La relance attendue donnera l’occasion de reconstruire le catalogue culturel par des effets mécaniques liés à la levée des restrictions.

Mais si le marché local permet d’amorcer une reprise des activités, il sera aussi nécessaire d’aborder des questions de fond, en vue de proposer dans une stratégie globale des actions de revitalisation des secteurs concernés.

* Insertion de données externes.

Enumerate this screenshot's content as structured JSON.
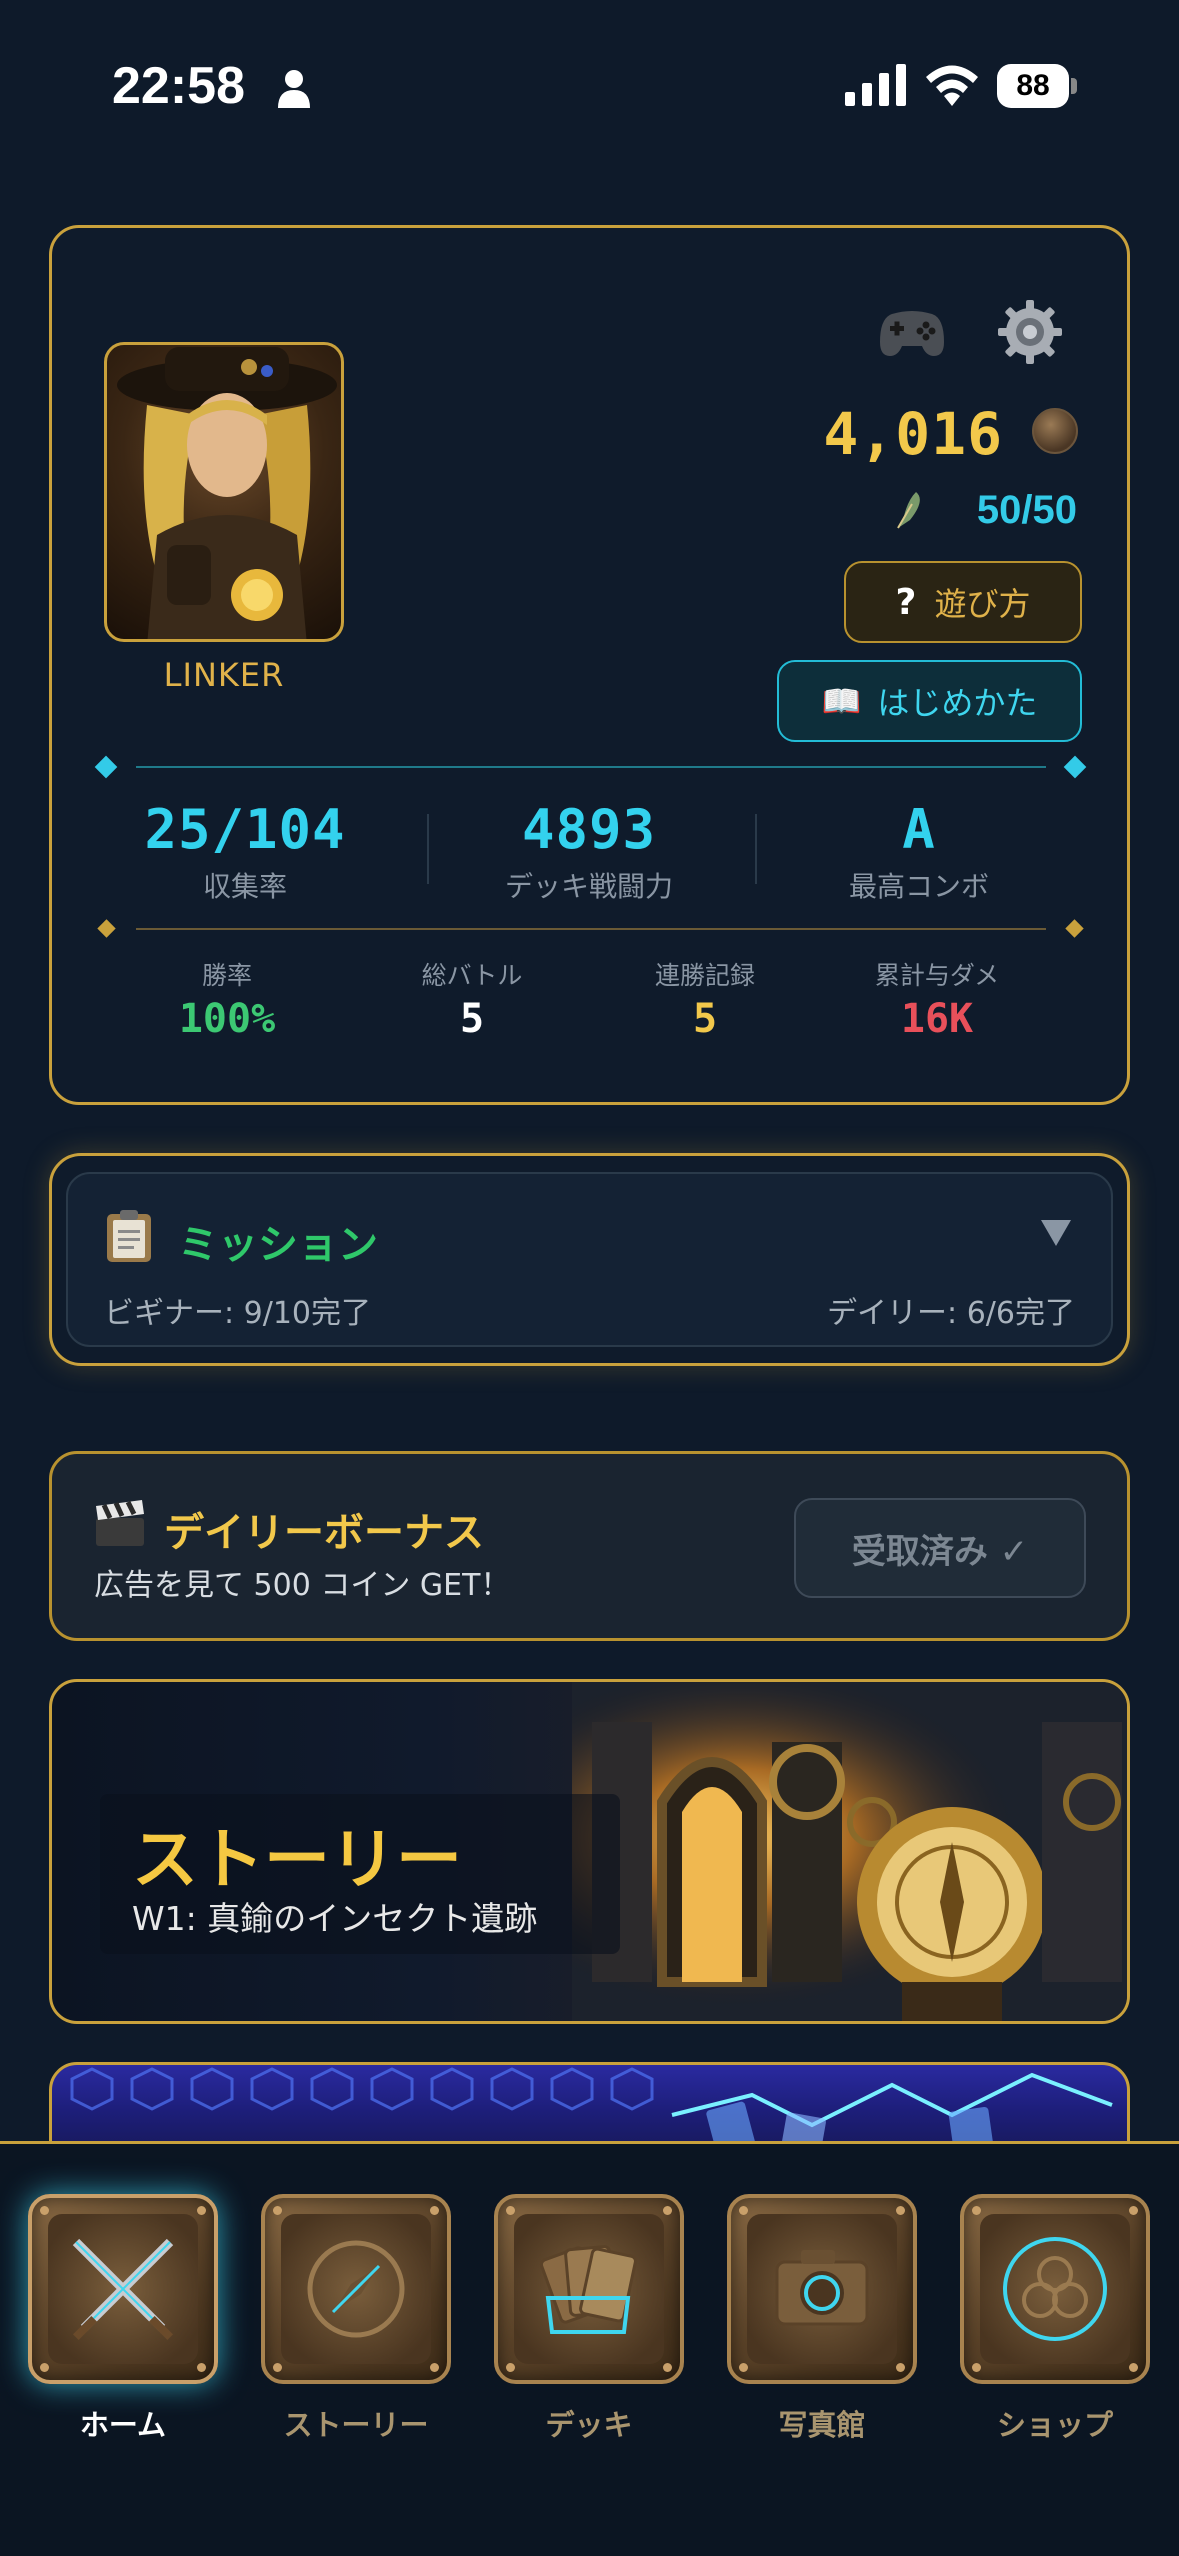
{
  "status_bar": {
    "time": "22:58",
    "battery": "88"
  },
  "profile": {
    "name": "LINKER",
    "coins": "4,016",
    "stamina": "50/50",
    "howto_label": "遊び方",
    "howto_prefix": "?",
    "start_label": "はじめかた",
    "stats_main": [
      {
        "value": "25/104",
        "label": "収集率"
      },
      {
        "value": "4893",
        "label": "デッキ戦闘力"
      },
      {
        "value": "A",
        "label": "最高コンボ"
      }
    ],
    "stats_sub": [
      {
        "label": "勝率",
        "value": "100%",
        "color": "#3cc873"
      },
      {
        "label": "総バトル",
        "value": "5",
        "color": "#ffffff"
      },
      {
        "label": "連勝記録",
        "value": "5",
        "color": "#f2c84b"
      },
      {
        "label": "累計与ダメ",
        "value": "16K",
        "color": "#e8505a"
      }
    ]
  },
  "mission": {
    "title": "ミッション",
    "beginner": "ビギナー: 9/10完了",
    "daily": "デイリー: 6/6完了"
  },
  "daily_bonus": {
    "title": "デイリーボーナス",
    "subtitle": "広告を見て 500 コイン GET！",
    "button_label": "受取済み ✓"
  },
  "story": {
    "title": "ストーリー",
    "subtitle": "W1: 真鍮のインセクト遺跡"
  },
  "tabs": [
    {
      "label": "ホーム",
      "icon": "crossed-swords-icon",
      "active": true
    },
    {
      "label": "ストーリー",
      "icon": "compass-icon",
      "active": false
    },
    {
      "label": "デッキ",
      "icon": "cards-icon",
      "active": false
    },
    {
      "label": "写真館",
      "icon": "camera-icon",
      "active": false
    },
    {
      "label": "ショップ",
      "icon": "ornament-icon",
      "active": false
    }
  ],
  "colors": {
    "gold": "#c9a13c",
    "cyan": "#33cbe8",
    "background": "#0e1a2a",
    "mission_green": "#2fc86a"
  }
}
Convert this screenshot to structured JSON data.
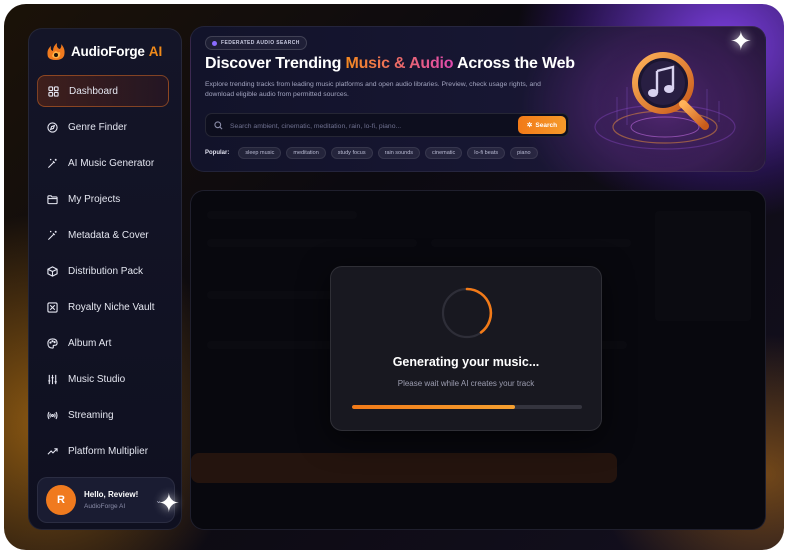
{
  "brand": {
    "name": "AudioForge",
    "suffix": "AI"
  },
  "sidebar": {
    "items": [
      {
        "label": "Dashboard",
        "icon": "grid-icon",
        "active": true
      },
      {
        "label": "Genre Finder",
        "icon": "compass-icon"
      },
      {
        "label": "AI Music Generator",
        "icon": "magic-wand-icon"
      },
      {
        "label": "My Projects",
        "icon": "folder-icon"
      },
      {
        "label": "Metadata & Cover",
        "icon": "magic-wand-icon"
      },
      {
        "label": "Distribution Pack",
        "icon": "package-icon"
      },
      {
        "label": "Royalty Niche Vault",
        "icon": "vault-icon"
      },
      {
        "label": "Album Art",
        "icon": "palette-icon"
      },
      {
        "label": "Music Studio",
        "icon": "sliders-icon"
      },
      {
        "label": "Streaming",
        "icon": "broadcast-icon"
      },
      {
        "label": "Platform Multiplier",
        "icon": "trend-up-icon"
      }
    ]
  },
  "user": {
    "initial": "R",
    "greeting": "Hello, Review!",
    "subtitle": "AudioForge AI"
  },
  "hero": {
    "tag": "FEDERATED AUDIO SEARCH",
    "title_pre": "Discover Trending ",
    "title_highlight": "Music & Audio",
    "title_post": " Across the Web",
    "description": "Explore trending tracks from leading music platforms and open audio libraries. Preview, check usage rights, and download eligible audio from permitted sources.",
    "search_placeholder": "Search ambient, cinematic, meditation, rain, lo-fi, piano...",
    "search_button": "Search",
    "popular_label": "Popular:",
    "popular_chips": [
      "sleep music",
      "meditation",
      "study focus",
      "rain sounds",
      "cinematic",
      "lo-fi beats",
      "piano"
    ]
  },
  "modal": {
    "title": "Generating your music...",
    "subtitle": "Please wait while AI creates your track",
    "progress": 0.71
  },
  "colors": {
    "accent": "#f27a18",
    "highlight_end": "#e04ab0",
    "sidebar_bg": "#141528"
  }
}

  • Améliorer la condition des artistes et intermittents du spectacle
  • Intégrer les groupements d’intermittents et organisateurs d’évènements, ainsi que les guides conférenciers accrédités, dans un espace d’échanges régulier permettant la discussion et l’évaluation du développement de l’offre touristique, hors hébergements et services
  • Renforcer la communication sur les atouts culturels et notre identité environnementale avec sa biodiversité et ses monuments naturels, par une présence systématique à l’occasion
  • les évènements du marché touristique international
  • Solliciter les initiateurs des médias internet de promotion et marketing touristique pour une interconnexion en faveur de l’harmonisation de l’offre culturelle dans le tourisme martiniquais
  • Elaborer une plaquette de synthèse des offres culturelles, patrimoniales et artistiques proposée systématiquement à l’arrivée de visiteurs, ou tout autre dispositif accessible numériquement.